Mission Ground Truth Team in Frick Park
Environmental education is one of the most fundamental investments we make in the future of our parks. At the Pittsburgh Parks Conservancy we understand that through educating and engaging youth, we can grow a new generation of park stewards. Our High School Urban EcoSteward program takes students from six area High Schools out into the parks to learn ecological restoration and maintenance techniques. This service learning technique benefits the communities in which the students work. We are also preparing to begin construction on the new Environmental Center at Frick Park which will be a state of the art environmental education facility with a focus on hands on learning.
Our newest endeavor, Mission Ground Truth, is a collaboration between the Pittsburgh Parks Conservancy, the Frick Environmental Center, the CREATE Lab at Carnegie Mellon University, and the Schrader Environmental Center at the Oglebay Institute in Wheeling, West Virginia. The program will be tailored to middle school students with a foundation in scientific processes of discovery. In Pittsburgh, the course will pilot in April with Propel schools.

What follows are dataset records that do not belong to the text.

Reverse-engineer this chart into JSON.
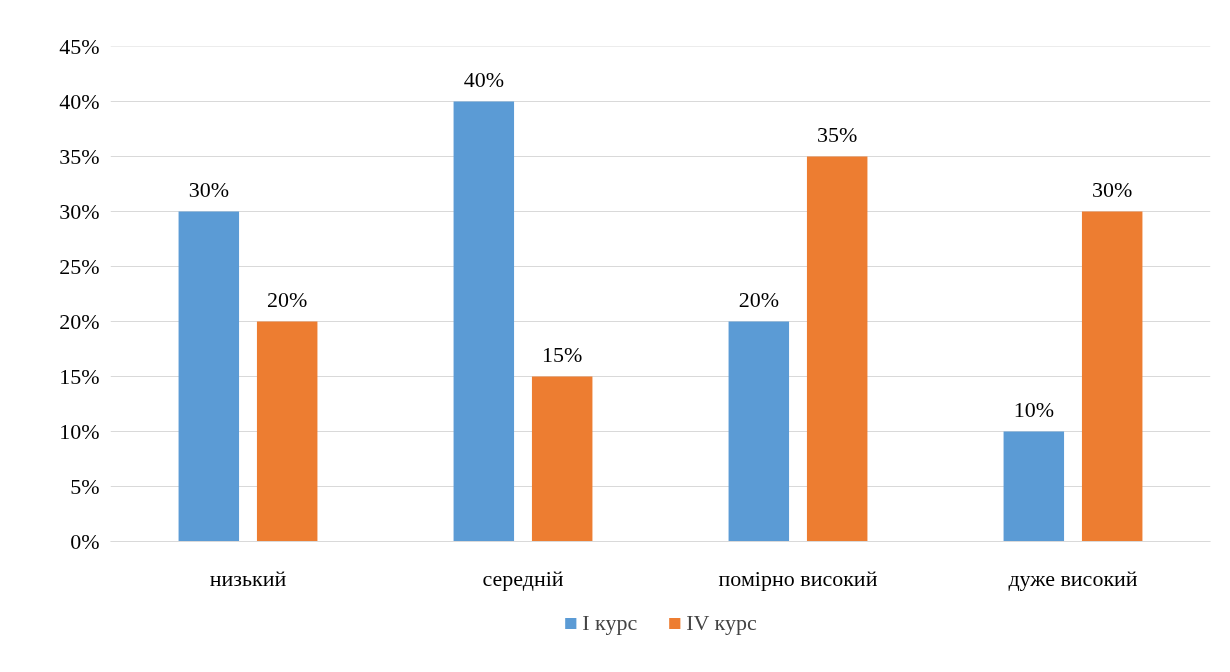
{
  "chart_data": {
    "type": "bar",
    "categories": [
      "низький",
      "середній",
      "помірно високий",
      "дуже високий"
    ],
    "series": [
      {
        "name": "I курс",
        "color": "#5b9bd5",
        "values": [
          30,
          40,
          20,
          10
        ],
        "value_labels": [
          "30%",
          "40%",
          "20%",
          "10%"
        ]
      },
      {
        "name": "IV курс",
        "color": "#ed7d31",
        "values": [
          20,
          15,
          35,
          30
        ],
        "value_labels": [
          "20%",
          "15%",
          "35%",
          "30%"
        ]
      }
    ],
    "ylim": [
      0,
      45
    ],
    "yticks": [
      {
        "value": 0,
        "label": "0%"
      },
      {
        "value": 5,
        "label": "5%"
      },
      {
        "value": 10,
        "label": "10%"
      },
      {
        "value": 15,
        "label": "15%"
      },
      {
        "value": 20,
        "label": "20%"
      },
      {
        "value": 25,
        "label": "25%"
      },
      {
        "value": 30,
        "label": "30%"
      },
      {
        "value": 35,
        "label": "35%"
      },
      {
        "value": 40,
        "label": "40%"
      },
      {
        "value": 45,
        "label": "45%"
      }
    ],
    "grid": "y",
    "legend": "bottom"
  }
}
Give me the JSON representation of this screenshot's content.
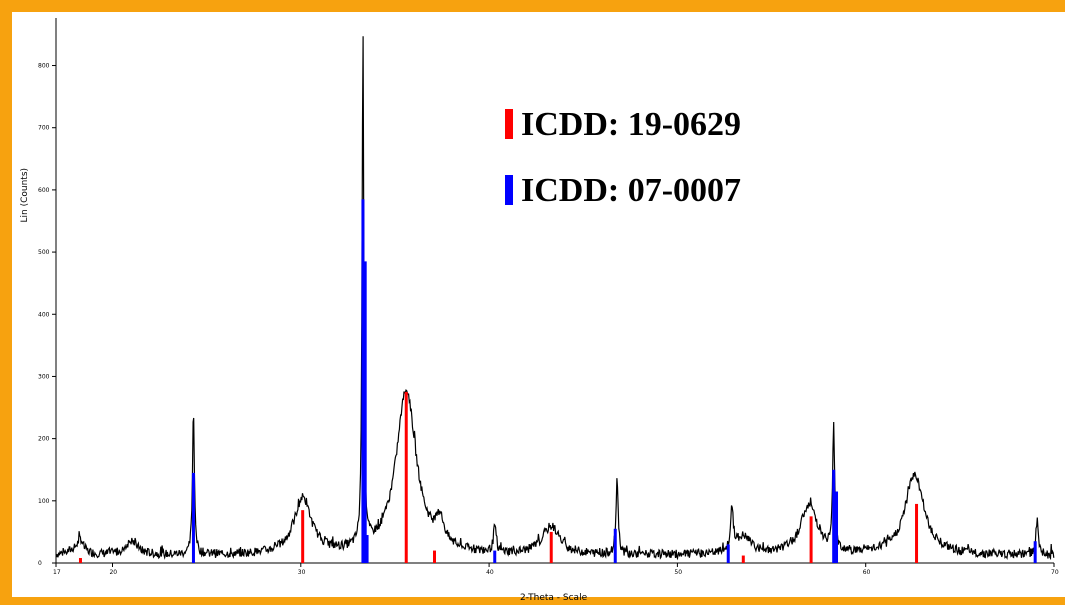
{
  "chart_data": {
    "type": "line",
    "title": "",
    "xlabel": "2-Theta - Scale",
    "ylabel": "Lin (Counts)",
    "xlim": [
      17,
      70
    ],
    "ylim": [
      0,
      870
    ],
    "x_ticks": [
      17,
      20,
      30,
      40,
      50,
      60,
      70
    ],
    "x_tick_labels": [
      "17",
      "20",
      "30",
      "40",
      "50",
      "60",
      "70"
    ],
    "y_ticks": [
      0,
      100,
      200,
      300,
      400,
      500,
      600,
      700,
      800
    ],
    "y_tick_labels": [
      "0",
      "100",
      "200",
      "300",
      "400",
      "500",
      "600",
      "700",
      "800"
    ],
    "pattern": {
      "color": "#000000",
      "baseline": 12,
      "peaks": [
        {
          "x": 18.3,
          "height": 18,
          "width": 0.15
        },
        {
          "x": 18.1,
          "height": 10,
          "width": 0.5
        },
        {
          "x": 21.0,
          "height": 22,
          "width": 0.4
        },
        {
          "x": 24.3,
          "height": 235,
          "width": 0.06
        },
        {
          "x": 33.3,
          "height": 850,
          "width": 0.05
        },
        {
          "x": 30.1,
          "height": 90,
          "width": 0.55
        },
        {
          "x": 35.6,
          "height": 265,
          "width": 0.65
        },
        {
          "x": 37.4,
          "height": 40,
          "width": 0.25
        },
        {
          "x": 40.3,
          "height": 42,
          "width": 0.08
        },
        {
          "x": 43.3,
          "height": 45,
          "width": 0.55
        },
        {
          "x": 46.8,
          "height": 120,
          "width": 0.07
        },
        {
          "x": 52.9,
          "height": 70,
          "width": 0.08
        },
        {
          "x": 53.5,
          "height": 28,
          "width": 0.5
        },
        {
          "x": 57.0,
          "height": 80,
          "width": 0.55
        },
        {
          "x": 58.3,
          "height": 205,
          "width": 0.06
        },
        {
          "x": 62.6,
          "height": 130,
          "width": 0.6
        },
        {
          "x": 69.1,
          "height": 55,
          "width": 0.08
        }
      ]
    },
    "series": [
      {
        "name": "ICDD: 19-0629",
        "color": "#ff0000",
        "type": "stick",
        "x": [
          18.3,
          30.1,
          35.6,
          37.1,
          43.3,
          53.5,
          57.1,
          62.7
        ],
        "values": [
          8,
          85,
          275,
          20,
          50,
          12,
          75,
          95
        ]
      },
      {
        "name": "ICDD: 07-0007",
        "color": "#0000ff",
        "type": "stick",
        "x": [
          24.3,
          33.3,
          33.42,
          33.52,
          40.3,
          46.7,
          52.7,
          58.3,
          58.45,
          69.0
        ],
        "values": [
          145,
          585,
          485,
          45,
          20,
          55,
          30,
          150,
          115,
          35
        ]
      }
    ],
    "legend": [
      {
        "label": "ICDD: 19-0629",
        "color": "#ff0000"
      },
      {
        "label": "ICDD: 07-0007",
        "color": "#0000ff"
      }
    ],
    "legend_position": "top-right",
    "grid": false
  }
}
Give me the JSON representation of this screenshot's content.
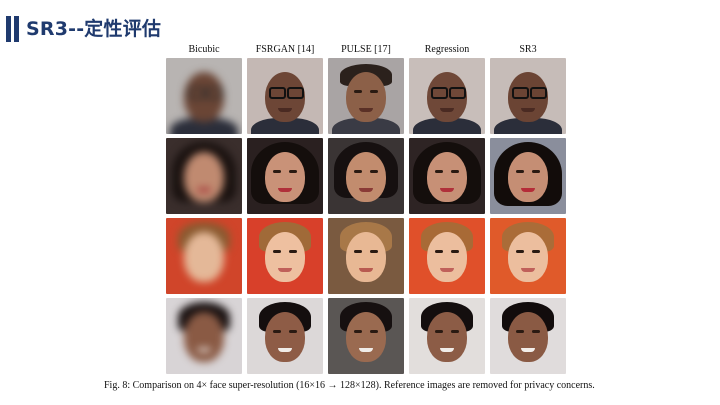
{
  "header": {
    "title": "SR3--定性评估",
    "accent_color": "#1f3a6e"
  },
  "figure": {
    "columns": [
      {
        "label": "Bicubic"
      },
      {
        "label": "FSRGAN [14]"
      },
      {
        "label": "PULSE [17]"
      },
      {
        "label": "Regression"
      },
      {
        "label": "SR3"
      }
    ],
    "caption": "Fig. 8: Comparison on 4× face super-resolution (16×16 → 128×128). Reference images are removed for privacy concerns."
  }
}
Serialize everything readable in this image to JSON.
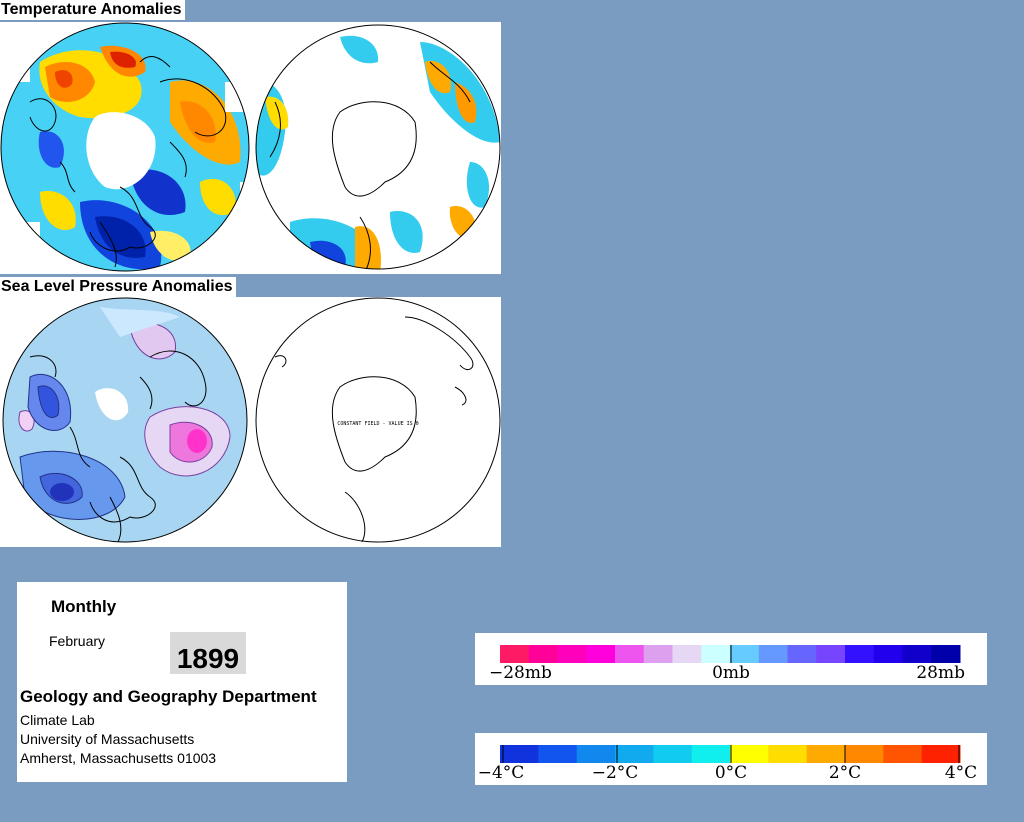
{
  "titles": {
    "temperature": "Temperature Anomalies",
    "pressure": "Sea Level Pressure Anomalies"
  },
  "maps": {
    "pressure_south_note": "CONSTANT FIELD - VALUE IS 0"
  },
  "info": {
    "frequency": "Monthly",
    "month": "February",
    "year": "1899",
    "department": "Geology and Geography Department",
    "lab": "Climate Lab",
    "university": "University of Massachusetts",
    "address": "Amherst, Massachusetts 01003"
  },
  "pressure_scale": {
    "colors": [
      "#ff1a66",
      "#ff0099",
      "#ff00bb",
      "#ff00dd",
      "#ee55ee",
      "#dda0ee",
      "#e6d8f5",
      "#ccffff",
      "#66ccff",
      "#6699ff",
      "#6666ff",
      "#7744ff",
      "#3311ff",
      "#2200ee",
      "#1100cc",
      "#0000aa"
    ],
    "labels": [
      "−28mb",
      "0mb",
      "28mb"
    ]
  },
  "temperature_scale": {
    "colors": [
      "#1133dd",
      "#1155ee",
      "#1188ee",
      "#11aaee",
      "#11ccee",
      "#11eeee",
      "#ffff00",
      "#ffdd00",
      "#ffaa00",
      "#ff8800",
      "#ff5500",
      "#ff2200"
    ],
    "labels": [
      "−4°C",
      "−2°C",
      "0°C",
      "2°C",
      "4°C"
    ]
  }
}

Special nets are used to collect bugs
On February 22, 2012, members of the Mission Ground Truth team met in Frick Park to finalize the curriculum which will focus on stream and forest health. “We want to teach kids what ecological services the parks are doing for us,” says Parks Conservancy Education Coordinator, Taiji Nelson. “We want to show kids that science is a real job and that they can do it, not all scientists are in white lab coats.”
When learning about forest health, students will focus largely on the composition of wooded areas. What type of forest is it? Maple, Oak, Hickory? They’ll learn about fragmentation which occurs when small areas of a forest are cut down, dividing a large forest into smaller pieces – this most often occurs for the creation of roads and walkways. Since different plants and animals favor forest interiors versus edge habitats, fragmentation can dramatically affect the ecology of a particular forest.

Collecting data with a Pasco GLX Xplorer
There are a couple of ways Mission Ground Truth students will evaluate stream health. One is through measuring the chemical characteristics of a stream using Pasco GLX Xplorers which Taiji says is like “taking the temperature” of the stream to determine its health. The GLX Xplorers will measure the water’s ph, dissolved oxygen, temperature, and conductivity which is basically the amount of pollution that is dissolved in the stream. Waterbots, which have been developed by CREATE Lab, will be placed at different points within the Nine Mile Run Watershed and take similar readings constantly to show the students how variables such as time, season, and rainfall affect the stream health.
Equally important to understand the health of a stream is to discover what bugs and vegetation are present. Using special square nets, the kids will be responsible for cataloging the bugs (benthic macroinvertebrates) that are found in a one meter area. By disturbing the water and turning over rocks they will find and count the different varieties of bugs which they can identify using a guide provided to them. Since some bugs can survive select pollutants and others can’t, the final bug counts they produce will be telling.
Mission Ground Truth has been in operation at the Schrader Environmental

Cranefly larva found in Frick Park stream
Center for 10 years. The program is coming to Frick Park with the help of the Pittsburgh Parks Conservancy and the Frick Environmental Center and support from the Claude Worthington Benedum Foundation. Additionally, the Parks Conservancy is helping to refocus the curriculum, define learning goals, implement assessment tools, and find ways to make the data usable. The CREATE Lab at CMU will incorporate technology through the use of Gigapan and waterbot technology, as well as by developing an online platform to share data, stories, and questions.
Perhaps one of the greatest contributions Mission Ground Truth will make is that the information collected by our budding scientists and by the CREATE Lab waterbots will be made public. In this way the students will be learning and simultaneously contributing to a data pool that will help us to better understand the health of our parks. This new knowledge will be integrated into the management plans for the care of our parks by the Parks Conservancy and other organizations.